En aquel instante, Alfred alcanzó a distinguir a Orla. Vio sus facciones, pálidas pero serenas. Sabía de sus reticencias, conocía la vehemencia con la que Orla se había opuesto a la decisión del gran consejero. Ella podía hacerlo. Era la esposa de Samah y él nunca la enviaría a la prisión junto con sus enemigos, como había hecho con otros sartán.

Los presentes en la estancia permanecieron con la cabeza inclinada, las manos juntas y los ojos cerrados. Habían empezado a sumirse en el estado meditativo y relajado que se requería para invocar un poder mágico tan enorme como el que Samah y el Consejo exigían.

Alfred se dispuso a hacer lo mismo pero sus pensamientos se negaban a concentrarse, se dispersaban desesperadamente, corrían de acá para allá sin escapatoria posible, como ratones atrapados en una caja junto a un gato.

—Pareces incapaz de concentrarte, hermano —murmuró una voz grave y calmosa, muy cerca de su oído.

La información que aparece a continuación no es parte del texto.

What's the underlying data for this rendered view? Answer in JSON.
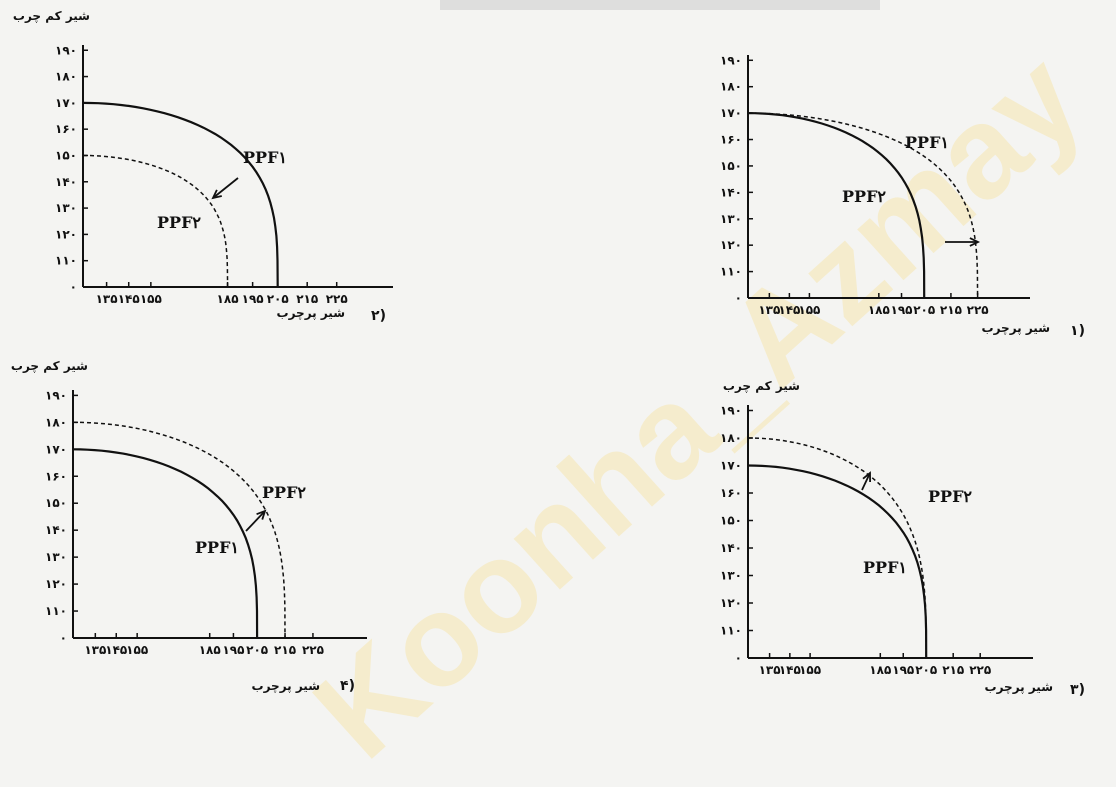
{
  "watermark": "Koonha_Azmay",
  "chart_data": [
    {
      "type": "line",
      "option": "۱)",
      "ylabel": "",
      "xlabel": "شیر پرچرب",
      "yticks": [
        "۱۹۰",
        "۱۸۰",
        "۱۷۰",
        "۱۶۰",
        "۱۵۰",
        "۱۴۰",
        "۱۳۰",
        "۱۲۰",
        "۱۱۰",
        "۰"
      ],
      "xticks": [
        "۱۳۵",
        "۱۴۵",
        "۱۵۵",
        "۱۸۵",
        "۱۹۵",
        "۲۰۵",
        "۲۱۵",
        "۲۲۵"
      ],
      "series": [
        {
          "name": "PPF۱",
          "style": "solid",
          "intercept_y": 170,
          "intercept_x": 205
        },
        {
          "name": "PPF۲",
          "style": "dashed",
          "intercept_y": 170,
          "intercept_x": 225
        }
      ],
      "arrow": "right"
    },
    {
      "type": "line",
      "option": "۲)",
      "ylabel": "شیر کم چرب",
      "xlabel": "شیر پرچرب",
      "yticks": [
        "۱۹۰",
        "۱۸۰",
        "۱۷۰",
        "۱۶۰",
        "۱۵۰",
        "۱۴۰",
        "۱۳۰",
        "۱۲۰",
        "۱۱۰",
        "۰"
      ],
      "xticks": [
        "۱۳۵",
        "۱۴۵",
        "۱۵۵",
        "۱۸۵",
        "۱۹۵",
        "۲۰۵",
        "۲۱۵",
        "۲۲۵"
      ],
      "series": [
        {
          "name": "PPF۱",
          "style": "solid",
          "intercept_y": 170,
          "intercept_x": 205
        },
        {
          "name": "PPF۲",
          "style": "dashed",
          "intercept_y": 150,
          "intercept_x": 185
        }
      ],
      "arrow": "inward"
    },
    {
      "type": "line",
      "option": "۳)",
      "ylabel": "شیر کم چرب",
      "xlabel": "شیر پرچرب",
      "yticks": [
        "۱۹۰",
        "۱۸۰",
        "۱۷۰",
        "۱۶۰",
        "۱۵۰",
        "۱۴۰",
        "۱۳۰",
        "۱۲۰",
        "۱۱۰",
        "۰"
      ],
      "xticks": [
        "۱۳۵",
        "۱۴۵",
        "۱۵۵",
        "۱۸۵",
        "۱۹۵",
        "۲۰۵",
        "۲۱۵",
        "۲۲۵"
      ],
      "series": [
        {
          "name": "PPF۱",
          "style": "solid",
          "intercept_y": 170,
          "intercept_x": 205
        },
        {
          "name": "PPF۲",
          "style": "dashed",
          "intercept_y": 180,
          "intercept_x": 205
        }
      ],
      "arrow": "up"
    },
    {
      "type": "line",
      "option": "۴)",
      "ylabel": "شیر کم چرب",
      "xlabel": "شیر پرچرب",
      "yticks": [
        "۱۹۰",
        "۱۸۰",
        "۱۷۰",
        "۱۶۰",
        "۱۵۰",
        "۱۴۰",
        "۱۳۰",
        "۱۲۰",
        "۱۱۰",
        "۰"
      ],
      "xticks": [
        "۱۳۵",
        "۱۴۵",
        "۱۵۵",
        "۱۸۵",
        "۱۹۵",
        "۲۰۵",
        "۲۱۵",
        "۲۲۵"
      ],
      "series": [
        {
          "name": "PPF۱",
          "style": "solid",
          "intercept_y": 170,
          "intercept_x": 205
        },
        {
          "name": "PPF۲",
          "style": "dashed",
          "intercept_y": 180,
          "intercept_x": 215
        }
      ],
      "arrow": "outward"
    }
  ]
}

Sobresaltado, Alfred buscó el origen de la voz y descubrió a un hombre apoyado, como él, en la pared. Era joven pero, aparte de eso, era difícil dar más detalles de él. Sus facciones quedaban ocultas bajo la capucha y llevaba las manos envueltas en vendas.

¡Vendas! Alfred estudió las tiras de lienzo blanco que cubrían las manos, muñecas y antebrazos del individuo. Una vaga sensación de amenaza embargó a Alfred.

El joven se volvió hacia él y le sonrió con una mueca serena.

—Los sartán llegarán a lamentar este día, hermano. —Su voz cambió, se cargó de acritud—. Aunque sus lamentaciones no aliviarán los padecimientos de las víctimas inocentes. Pero al menos, antes del final, los sartán llegarán a comprender la enormidad de lo que han hecho. Si esto te sirve de algún consuelo...

—Nosotros comprenderemos —dijo Alfred, titubeante—, pero ¿servirá de algo? ¿Será mejor el futuro si lo hacemos?

—Eso queda por ver, hermano —dijo la voz de Haplo.